History of the Program

  • Congress created the EB-5 Immigrant Investor Program in 1990 to stimulate the U.S. economy through job creation and capital investment by foreign investors.
  • In its early years, the program was undersubscribed, with only a handful of the 10,000 available visas being used each year. This was in large part due to the long and complex application process, changes in financial requirements, and the fact that denial rates for investor petitions were very high. In 2005, USCIS created an Investor and Regional Center Unit to increase oversight and internal coordination and issued new draft recommendations designed to accelerate processing and increase efficiency.
  • Since 2005, approval rates have improved: the denial rate for petitions to remove conditions on permanent residency has dropped from 38% in 2005 to 6% in 2012, greatly improving the odds of success and the reliability of the program as a vehicle for investors to obtain residency.
  • Partly as a result of these reforms and partly in response to the tight financial markets created by the recession, the popularity of the EB-5 program as a vehicle for raising capital has increased dramatically over the last decade.
    • The number of EB-5 visas issued to foreign investors increased from a low of 64 in 2003 to more than 1,300 in 2008, according to a 2010 government-commissioned study by ICF International.
    • The number of visas issued to investors in regional centers (the economic entities that manage the vast majority of investment projects using the program) reached 9,130 in 2014, according to the State Department. A total of 9,228 visas were issued in FY 2014, including non-regional center direct-investment projects.

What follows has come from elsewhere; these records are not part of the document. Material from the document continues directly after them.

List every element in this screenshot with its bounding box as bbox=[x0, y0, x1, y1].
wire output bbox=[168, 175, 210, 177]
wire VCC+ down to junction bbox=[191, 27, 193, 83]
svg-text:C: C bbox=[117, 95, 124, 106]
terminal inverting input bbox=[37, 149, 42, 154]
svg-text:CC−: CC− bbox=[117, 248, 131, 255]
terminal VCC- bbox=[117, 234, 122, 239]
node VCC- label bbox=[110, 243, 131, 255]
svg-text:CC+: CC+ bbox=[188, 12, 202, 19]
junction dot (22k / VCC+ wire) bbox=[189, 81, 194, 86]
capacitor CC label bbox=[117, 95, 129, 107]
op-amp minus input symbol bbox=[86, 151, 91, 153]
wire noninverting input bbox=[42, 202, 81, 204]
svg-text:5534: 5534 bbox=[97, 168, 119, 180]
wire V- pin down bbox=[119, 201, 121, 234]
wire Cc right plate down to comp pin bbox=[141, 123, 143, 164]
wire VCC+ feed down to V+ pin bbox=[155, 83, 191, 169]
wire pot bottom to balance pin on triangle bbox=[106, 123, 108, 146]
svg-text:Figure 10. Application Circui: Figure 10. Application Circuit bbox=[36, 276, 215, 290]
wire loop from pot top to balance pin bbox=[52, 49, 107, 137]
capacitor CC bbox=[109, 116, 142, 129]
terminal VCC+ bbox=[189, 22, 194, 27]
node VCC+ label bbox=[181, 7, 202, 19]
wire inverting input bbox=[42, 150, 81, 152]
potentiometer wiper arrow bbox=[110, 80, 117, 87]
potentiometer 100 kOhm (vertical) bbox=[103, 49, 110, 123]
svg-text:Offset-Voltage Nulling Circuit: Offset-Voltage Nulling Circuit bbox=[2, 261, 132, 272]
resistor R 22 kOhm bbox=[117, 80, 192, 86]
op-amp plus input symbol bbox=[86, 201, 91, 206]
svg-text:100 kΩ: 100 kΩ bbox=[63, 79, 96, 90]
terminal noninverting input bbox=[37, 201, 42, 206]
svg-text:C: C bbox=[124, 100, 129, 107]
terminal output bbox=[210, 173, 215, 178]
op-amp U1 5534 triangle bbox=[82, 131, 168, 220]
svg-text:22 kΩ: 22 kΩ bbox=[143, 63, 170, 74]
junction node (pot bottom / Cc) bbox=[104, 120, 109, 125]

What are Regional Centers?

  • A regional center is an economic entity, public or private, that promotes economic growth, regional productivity, job creation, and capital investment. To obtain an official “regional center” designation, the entity must submit a proposal to USCIS. For approval and an official “regional center” designation, USCIS requires that the proposal show how the center will promote economic growth in a geographical region within the United States.
  • Although the designation of regional centers does not imply government endorsement or eliminate or reduce risk, an investor in a regional center project can take advantage of a more expansive concept of job creation, including both “indirect” (jobs created collaterally from EB-5 investment) and “direct” jobs (those jobs created as a direct result of EB-5 invest funds), in order to qualify the applicant for the visa. An example of an indirect job would be any full-time job at a hotel due to a hotel being built through EB-5 investments by a regional center (hired within the two years of the investment).  
  • The regional centers can serve an important role by vetting investors and investment projects to ensure high-quality, long-term job creation.
  • Regional centers are multiplying and have become the predominant vehicle for EB-5 investment. As of January 4, 2016, USCIS has approved approximately 790 regional 

 What is Congress Doing on EB-5?

  • Despite the increased usage of the EB-5 program, it remains a provisional visa program. Since its inception, Congress has reauthorized the program several times, most recently in December 2015. Currently it is set to expire on September 30, 2016. Congress must act in order to keep the program running after this date.
  • The EB-5 program also is not without controversy. A 2015 Government Accountability Office report concluded that USCIS needs better oversight of the program in order to detect and prevent fraud. Specifically, the report included “uncertainties in verifying that the funds invested were obtained lawfully and various investment-related schemes to defraud investors.” This has led some members of Congress—both Democrats and Republicans— to seek changes to the program to enhance oversight and fraud detection. Currently, there are different bills in the House of Representatives and the Senate to reauthorize the program with some changes. One bill in the House would make the program permanent; another in the Senate would reauthorize the program for five years.